OpenAI was a notable non-signatory to the aforementioned (Musk signed) open letter but a number of its employees are backing the CAIS-hosted statement (while Musk apparently is not). So the latest statement appears to offer an (unofficial) commercially self-serving reply by OpenAI (et al) to Musk’s earlier attempt to hijack the existential AI risk narrative in his own interests (which no longer favor OpenAI leading the AI charge).

Instead of the statement calling for a development pause, which would risk freezing OpenAI’s lead in the generative AI field, it lobbies policymakers to focus on risk mitigation — doing so while OpenAI is simultaneously crowdfunding efforts to shape “democratic processes for steering AI”, as Altman put it. So the company is actively positioning itself (and applying its investors’ wealth) to influence the shape of any future mitigation guardrails, alongside ongoing in-person lobbying efforts targeting international regulators. Altman also recently made public threats that OpenAI’s tool could be pulled out of Europe if draft EU AI rules aren’t watered down to exclude its tech.

Elsewhere, some signatories of the earlier letter have simply been happy to double up on another publicity opportunity — inking their name to both (hi Tristan Harris!).

But who is CAIS? There’s limited public information about the organization hosting this message. However it is certainly involved in lobbying policymakers, at its own admission. Its website says its mission is “to reduce societal-scale risks from AI” and claims it’s dedicated to encouraging research and field-building to this end, including funding research — as well as having a stated policy advocacy role.

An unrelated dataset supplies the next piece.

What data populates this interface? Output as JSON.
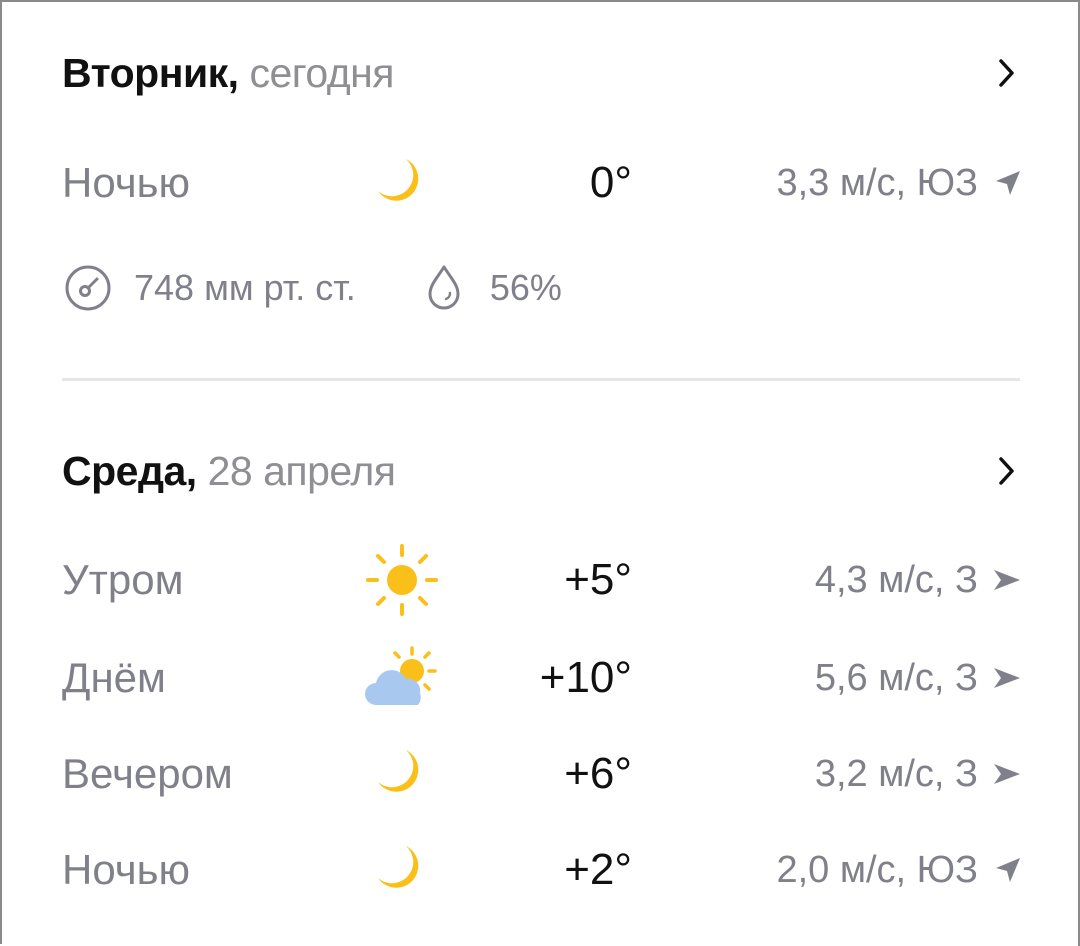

An FAQ on the website offers limited information about who is financially backing it (saying its funded by private donations). While, in answer to an FAQ question asking “is CAIS an independent organization”, it offers a brief claim to be “serving the public interest”:

CAIS is a nonprofit organization entirely supported by private contributions. Our policies and research directions are not determined by individual donors, ensuring that our focus remains on serving the public interest.

We’ve reached out to CAIS with questions.

In a Twitter thread accompanying the launch of the statement, CAIS’ director, Dan Hendrycks, expands on the aforementioned statement explainer — naming “systemic bias, misinformation, malicious use, cyberattacks, and weaponization” as examples of “important and urgent risks from AI… not just the risk of extinction”.

“These are all important risks that need to be addressed,” he also suggests, downplaying concerns policymakers have limited bandwidth to address AI harms by arguing: “Societies can manage multiple risks at once; it’s not ‘either/or’ but ‘yes/and.’ From a risk management perspective, just as it would be reckless to exclusively prioritize present harms, it would also be reckless to ignore them as well.”

The thread also credits David Krueger, an assistant professor of Computer Science at the University of Cambridge, with coming up with the idea to have a single-sentence statement about AI risk and “jointly” helping with its development.